Los cuarentañeros bien adentrados en esa
década de vida (como el que esto escribe) y algunos un poco más jóvenes
conocimos a Stephen King antes de poder leerle o entrar al cine a ver alguna de
las en general exitosas adaptaciones que fueron apareciendo desde la mítica Carrie (1976) de Brian De Palma; así, el
estreno de Los chicos del maíz (1984)
-que, por cierto, nunca había visto hasta hace poco más de un mes cuando Pablo
y yo vivimos una jornada nostálgica gracias al Blu-Ray- se anunciaba como todo un
acontecimiento (así vivíamos la llegada de la inmensa mayoría de los estrenos)
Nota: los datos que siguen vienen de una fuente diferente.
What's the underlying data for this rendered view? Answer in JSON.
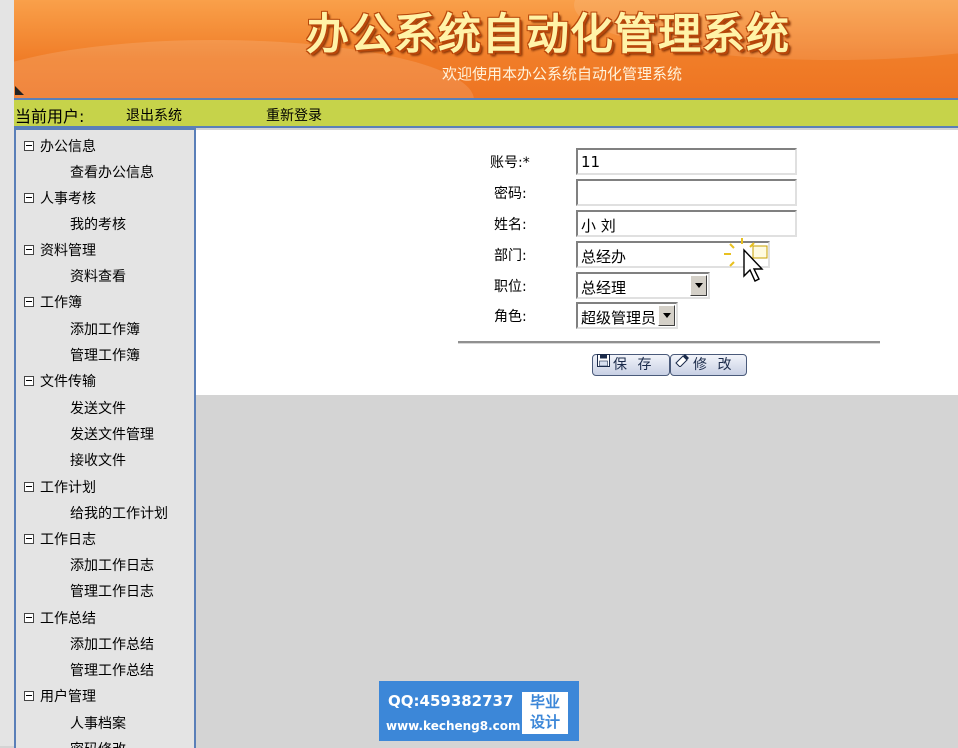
{
  "header": {
    "title": "办公系统自动化管理系统",
    "subtitle": "欢迎使用本办公系统自动化管理系统"
  },
  "userbar": {
    "current_user": "当前用户:",
    "logout": "退出系统",
    "relogin": "重新登录"
  },
  "sidebar": {
    "groups": [
      {
        "label": "办公信息",
        "items": [
          "查看办公信息"
        ]
      },
      {
        "label": "人事考核",
        "items": [
          "我的考核"
        ]
      },
      {
        "label": "资料管理",
        "items": [
          "资料查看"
        ]
      },
      {
        "label": "工作簿",
        "items": [
          "添加工作簿",
          "管理工作簿"
        ]
      },
      {
        "label": "文件传输",
        "items": [
          "发送文件",
          "发送文件管理",
          "接收文件"
        ]
      },
      {
        "label": "工作计划",
        "items": [
          "给我的工作计划"
        ]
      },
      {
        "label": "工作日志",
        "items": [
          "添加工作日志",
          "管理工作日志"
        ]
      },
      {
        "label": "工作总结",
        "items": [
          "添加工作总结",
          "管理工作总结"
        ]
      },
      {
        "label": "用户管理",
        "items": [
          "人事档案",
          "密码修改"
        ]
      }
    ]
  },
  "form": {
    "account": {
      "label": "账号:*",
      "value": "11"
    },
    "password": {
      "label": "密码:",
      "value": ""
    },
    "name": {
      "label": "姓名:",
      "value": "小 刘"
    },
    "department": {
      "label": "部门:",
      "value": "总经办"
    },
    "position": {
      "label": "职位:",
      "value": "总经理"
    },
    "role": {
      "label": "角色:",
      "value": "超级管理员"
    },
    "save_label": "保 存",
    "edit_label": "修 改"
  },
  "watermark": {
    "qq": "QQ:459382737",
    "url": "www.kecheng8.com",
    "badge_line1": "毕业",
    "badge_line2": "设计"
  },
  "colors": {
    "banner": "#f07d28",
    "userbar": "#c6d34a",
    "border_blue": "#5a7fb8",
    "watermark_blue": "#3c87d8"
  }
}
con la frase promocional “del autor de Carrie,
El resplandor, La zona muerta, Christine” (¡Y qué énfasis ponía el locutor
en este título en concreto!) -en aquel momento no entraba en el cómputo El misterio de Salem´s Lot, la
espléndida miniserie, porque en España sólo se conocía la versión reducida que
se comercializó y que aquí se había estrenado, aprovechando el tirón de una
película que se hizo muy popular, como Phantasma
II (1979), pero ya llegaría el momentazo de su emisión en TVE en septiembre
de 1985, ocupando, por cierto, el hueco que La
joya de la Corona dejó en la programación nocturna de los martes-. Gracias
al videoclub, a algún cine de reestreno/programa doble/sesión continua y al
propio curso del tiempo, King se convirtió en un nombre que en un principio
buscábamos más en carátulas de vídeo o carteleras de cine que en libros, pero
muy pronto empezó también a inundar nuestras bibliotecas, aunque las primeras
novelas que leí fueron prestadas -puede que la memoria me juegue una mala
pasada, hay un par de lecturas que se solapan o coinciden, pero siempre he
considerado, aunque a veces se lo he atribuido a It (que no tardó en llegar), que mi debut como lector de King se
produjo con La larga marcha, desde
aquel ya lejano momento una de mis favoritas del de Maine, nunca olvidaré cómo
me faltaba el aire, cómo perdía resuello, cómo me asfixiaba, cómo temblaba sin
necesidad de apariciones, fantasmas, endemoniados, una distopía de la que
muchos han bebido (y han plagiado con absoluto descaro)-.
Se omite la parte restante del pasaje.